De acordo com as pesquisadoras, uma das hipóteses é que os macacos-prego utilizem os dois sistemas de orientação no Parque Estadual Carlos Botelho - o egocêntrico e o alocêntrico - devido ao tipo de oferta das fontes de alimento.

\"O uso de rotas preferenciais deve ocorrer em períodos em que os recursos alimentares dispersos, como invertebrados e folhas, são os mais usados. O uso de um sistema de orientação alocêntrica só ocorre após algumas visitas a locais onde a oferta de frutos de alta qualidade está disponível, permitindo atingir esses locais de forma mais eficiente\", aponta.

\"As estratégias de orientação devem variar de acordo com a distribuição do alimento e parece razoável supor que os animais só memorizam a localização de fontes de alimento quando começam a encontrá-lo no hábitat e, então, deixam de usar o mecanismo egocêntrico para fazer uso do sistema de orientação alocêntrico\", disse Patrícia Izar.
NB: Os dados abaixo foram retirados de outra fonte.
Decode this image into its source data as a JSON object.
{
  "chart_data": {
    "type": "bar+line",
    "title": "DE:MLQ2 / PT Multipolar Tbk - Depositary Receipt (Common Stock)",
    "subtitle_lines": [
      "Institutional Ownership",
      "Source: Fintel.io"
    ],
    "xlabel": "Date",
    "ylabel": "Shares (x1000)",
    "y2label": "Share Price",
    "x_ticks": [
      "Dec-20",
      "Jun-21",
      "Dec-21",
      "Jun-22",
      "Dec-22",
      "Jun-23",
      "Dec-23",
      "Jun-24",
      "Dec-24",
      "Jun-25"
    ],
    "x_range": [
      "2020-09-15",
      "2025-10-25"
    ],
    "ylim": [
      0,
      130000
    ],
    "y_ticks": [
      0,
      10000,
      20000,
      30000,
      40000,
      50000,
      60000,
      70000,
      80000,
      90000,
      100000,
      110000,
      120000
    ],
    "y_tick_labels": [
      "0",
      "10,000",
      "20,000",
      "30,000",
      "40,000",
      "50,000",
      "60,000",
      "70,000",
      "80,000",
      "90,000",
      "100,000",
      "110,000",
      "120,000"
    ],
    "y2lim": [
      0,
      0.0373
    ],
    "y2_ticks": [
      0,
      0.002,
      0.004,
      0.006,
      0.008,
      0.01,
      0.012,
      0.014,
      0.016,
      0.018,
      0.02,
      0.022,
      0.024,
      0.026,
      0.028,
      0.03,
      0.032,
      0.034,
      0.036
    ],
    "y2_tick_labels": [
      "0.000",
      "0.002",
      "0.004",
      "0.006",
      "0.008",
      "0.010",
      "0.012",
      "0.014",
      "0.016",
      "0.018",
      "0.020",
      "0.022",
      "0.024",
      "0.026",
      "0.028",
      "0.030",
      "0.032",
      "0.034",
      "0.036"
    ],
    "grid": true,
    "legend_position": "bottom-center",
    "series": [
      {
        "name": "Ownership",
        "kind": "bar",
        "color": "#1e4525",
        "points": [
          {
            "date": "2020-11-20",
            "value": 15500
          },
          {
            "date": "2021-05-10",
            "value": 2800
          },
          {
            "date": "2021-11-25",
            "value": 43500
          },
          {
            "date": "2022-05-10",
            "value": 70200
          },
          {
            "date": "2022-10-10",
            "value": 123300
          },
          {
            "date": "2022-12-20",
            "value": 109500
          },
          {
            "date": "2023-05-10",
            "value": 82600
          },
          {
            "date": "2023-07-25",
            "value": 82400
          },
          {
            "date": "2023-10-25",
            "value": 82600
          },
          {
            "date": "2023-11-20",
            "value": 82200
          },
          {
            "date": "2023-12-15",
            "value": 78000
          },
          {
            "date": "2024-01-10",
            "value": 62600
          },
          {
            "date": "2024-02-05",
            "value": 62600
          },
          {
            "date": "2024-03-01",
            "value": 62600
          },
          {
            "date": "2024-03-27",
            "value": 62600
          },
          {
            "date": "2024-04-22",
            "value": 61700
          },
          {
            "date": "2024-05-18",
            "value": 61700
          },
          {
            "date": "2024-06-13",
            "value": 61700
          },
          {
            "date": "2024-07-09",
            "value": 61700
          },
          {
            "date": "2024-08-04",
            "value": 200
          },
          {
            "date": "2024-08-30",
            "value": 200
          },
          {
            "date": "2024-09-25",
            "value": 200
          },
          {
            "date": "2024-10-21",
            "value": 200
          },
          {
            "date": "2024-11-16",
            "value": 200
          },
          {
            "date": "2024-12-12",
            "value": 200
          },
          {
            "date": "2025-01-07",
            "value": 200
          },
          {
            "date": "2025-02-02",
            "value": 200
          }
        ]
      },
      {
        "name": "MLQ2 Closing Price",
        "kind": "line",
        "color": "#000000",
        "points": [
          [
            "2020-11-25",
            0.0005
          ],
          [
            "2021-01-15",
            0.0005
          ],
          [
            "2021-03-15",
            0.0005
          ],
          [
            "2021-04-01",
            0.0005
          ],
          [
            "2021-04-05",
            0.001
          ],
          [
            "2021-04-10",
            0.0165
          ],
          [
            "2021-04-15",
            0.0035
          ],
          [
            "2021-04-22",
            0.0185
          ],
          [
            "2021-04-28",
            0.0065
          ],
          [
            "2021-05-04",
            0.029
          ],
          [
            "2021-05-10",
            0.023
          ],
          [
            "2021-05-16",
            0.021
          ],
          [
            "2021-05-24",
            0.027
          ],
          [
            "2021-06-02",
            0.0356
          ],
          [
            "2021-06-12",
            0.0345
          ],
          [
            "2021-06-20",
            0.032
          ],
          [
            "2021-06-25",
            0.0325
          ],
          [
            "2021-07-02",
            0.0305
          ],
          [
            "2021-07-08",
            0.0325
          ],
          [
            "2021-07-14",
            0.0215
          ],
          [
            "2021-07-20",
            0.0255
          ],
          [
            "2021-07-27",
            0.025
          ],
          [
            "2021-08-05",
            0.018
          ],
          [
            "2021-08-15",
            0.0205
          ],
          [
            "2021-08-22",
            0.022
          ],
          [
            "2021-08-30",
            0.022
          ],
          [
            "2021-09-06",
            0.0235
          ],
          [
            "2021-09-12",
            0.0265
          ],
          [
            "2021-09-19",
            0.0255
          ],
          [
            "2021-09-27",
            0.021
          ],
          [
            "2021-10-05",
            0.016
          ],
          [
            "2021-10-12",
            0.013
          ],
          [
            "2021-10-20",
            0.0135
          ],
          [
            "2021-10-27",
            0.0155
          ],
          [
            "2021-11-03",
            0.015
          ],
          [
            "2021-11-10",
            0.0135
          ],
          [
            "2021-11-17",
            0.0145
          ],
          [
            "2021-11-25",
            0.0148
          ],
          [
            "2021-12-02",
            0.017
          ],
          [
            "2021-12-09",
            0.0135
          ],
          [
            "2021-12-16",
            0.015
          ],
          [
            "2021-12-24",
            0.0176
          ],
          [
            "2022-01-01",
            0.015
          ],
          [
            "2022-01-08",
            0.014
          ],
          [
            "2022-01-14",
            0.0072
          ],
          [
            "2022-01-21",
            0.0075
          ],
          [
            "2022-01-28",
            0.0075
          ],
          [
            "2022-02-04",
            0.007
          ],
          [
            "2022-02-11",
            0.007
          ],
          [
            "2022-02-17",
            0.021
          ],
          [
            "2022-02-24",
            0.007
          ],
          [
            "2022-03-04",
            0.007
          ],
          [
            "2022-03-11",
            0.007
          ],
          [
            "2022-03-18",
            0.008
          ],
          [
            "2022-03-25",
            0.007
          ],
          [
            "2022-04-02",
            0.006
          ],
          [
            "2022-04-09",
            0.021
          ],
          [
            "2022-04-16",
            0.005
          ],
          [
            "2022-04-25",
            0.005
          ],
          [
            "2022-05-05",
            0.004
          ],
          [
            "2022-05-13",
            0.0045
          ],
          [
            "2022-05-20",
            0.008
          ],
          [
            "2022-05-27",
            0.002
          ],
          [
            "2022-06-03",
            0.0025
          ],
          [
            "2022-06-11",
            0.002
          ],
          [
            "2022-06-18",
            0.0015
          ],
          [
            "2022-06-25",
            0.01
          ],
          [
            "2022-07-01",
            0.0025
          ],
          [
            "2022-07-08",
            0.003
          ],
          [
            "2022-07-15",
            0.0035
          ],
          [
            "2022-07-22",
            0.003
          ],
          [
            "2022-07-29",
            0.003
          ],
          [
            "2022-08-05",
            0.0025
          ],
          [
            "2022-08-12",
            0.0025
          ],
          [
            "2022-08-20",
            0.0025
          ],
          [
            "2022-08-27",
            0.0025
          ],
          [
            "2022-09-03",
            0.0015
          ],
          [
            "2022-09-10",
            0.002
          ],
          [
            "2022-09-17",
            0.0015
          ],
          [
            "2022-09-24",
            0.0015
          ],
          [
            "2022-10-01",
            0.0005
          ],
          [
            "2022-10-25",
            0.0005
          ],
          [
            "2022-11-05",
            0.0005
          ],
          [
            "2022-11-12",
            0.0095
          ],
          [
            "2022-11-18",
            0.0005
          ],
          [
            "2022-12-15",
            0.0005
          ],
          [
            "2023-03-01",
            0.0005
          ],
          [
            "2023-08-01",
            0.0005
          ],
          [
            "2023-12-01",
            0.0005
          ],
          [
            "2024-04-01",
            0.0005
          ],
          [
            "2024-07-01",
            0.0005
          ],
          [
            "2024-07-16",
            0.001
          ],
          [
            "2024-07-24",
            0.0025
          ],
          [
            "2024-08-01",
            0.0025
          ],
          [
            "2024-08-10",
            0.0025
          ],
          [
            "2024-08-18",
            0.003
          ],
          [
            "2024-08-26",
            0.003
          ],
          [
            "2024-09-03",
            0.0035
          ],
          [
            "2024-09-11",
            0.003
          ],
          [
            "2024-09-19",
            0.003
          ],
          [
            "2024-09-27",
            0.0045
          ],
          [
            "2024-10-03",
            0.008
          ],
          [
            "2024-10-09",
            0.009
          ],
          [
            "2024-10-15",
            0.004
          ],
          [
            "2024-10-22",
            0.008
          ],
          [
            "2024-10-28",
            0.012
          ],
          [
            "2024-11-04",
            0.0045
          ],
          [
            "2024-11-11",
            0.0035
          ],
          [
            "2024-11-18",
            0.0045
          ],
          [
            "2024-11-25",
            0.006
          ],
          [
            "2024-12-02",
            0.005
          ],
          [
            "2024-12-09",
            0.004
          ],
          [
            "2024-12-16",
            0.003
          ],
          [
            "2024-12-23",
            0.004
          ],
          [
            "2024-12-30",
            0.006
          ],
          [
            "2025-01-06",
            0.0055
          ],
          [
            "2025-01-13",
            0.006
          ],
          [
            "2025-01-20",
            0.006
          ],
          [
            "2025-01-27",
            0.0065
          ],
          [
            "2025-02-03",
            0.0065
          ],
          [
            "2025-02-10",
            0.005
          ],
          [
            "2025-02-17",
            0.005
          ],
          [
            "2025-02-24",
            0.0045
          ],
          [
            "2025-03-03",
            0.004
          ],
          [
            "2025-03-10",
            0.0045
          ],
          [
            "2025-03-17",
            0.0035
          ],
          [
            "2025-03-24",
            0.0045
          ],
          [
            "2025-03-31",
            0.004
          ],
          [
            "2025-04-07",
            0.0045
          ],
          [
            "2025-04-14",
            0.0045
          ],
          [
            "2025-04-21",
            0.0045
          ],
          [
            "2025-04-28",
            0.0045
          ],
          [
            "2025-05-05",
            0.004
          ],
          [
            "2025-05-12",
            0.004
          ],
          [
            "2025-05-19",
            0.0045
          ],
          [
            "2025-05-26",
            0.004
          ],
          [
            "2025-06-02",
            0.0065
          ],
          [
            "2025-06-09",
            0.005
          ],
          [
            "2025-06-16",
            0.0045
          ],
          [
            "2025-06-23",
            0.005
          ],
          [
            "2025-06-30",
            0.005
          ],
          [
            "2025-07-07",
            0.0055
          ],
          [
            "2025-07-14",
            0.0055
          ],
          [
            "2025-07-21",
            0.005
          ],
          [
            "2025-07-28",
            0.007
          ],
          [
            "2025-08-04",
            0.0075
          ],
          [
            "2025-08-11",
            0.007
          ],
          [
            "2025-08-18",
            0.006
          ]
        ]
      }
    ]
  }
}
O trabalho mostrou que os animais lembram a localização de objetivos espaciais como fontes de frutos e sítios de dormida, pois se deslocam mais rapidamente e de forma mais linear para esses locais do que quando estão forrageando por recursos dispersos. Além disso, memorizando esses locais, os animais podem revisitar as fontes utilizando atalhos e criando caminhos novos, fazendo uso de um sistema alocêntrico.

\"A maior novidade do estudo é o fato de que os macacos podem atingir um mesmo local a partir de diferentes pontos, fazendo caminhos novos. Nenhum outro estudo da literatura havia mostrado isso antes\", aponta Patrícia.

Os resultados da pesquisa, explica a professora, são frutos da parceria entre as áreas de geografia física e psicologia experimental. A geografia física levou sua contribuição à área de comportamento animal com tecnologias de apoio e metodologias para o estudo da utilização do espaço, enquanto a etologia cognitiva contribuiu com teorias e metodologias para o estudo do comportamento dos animais.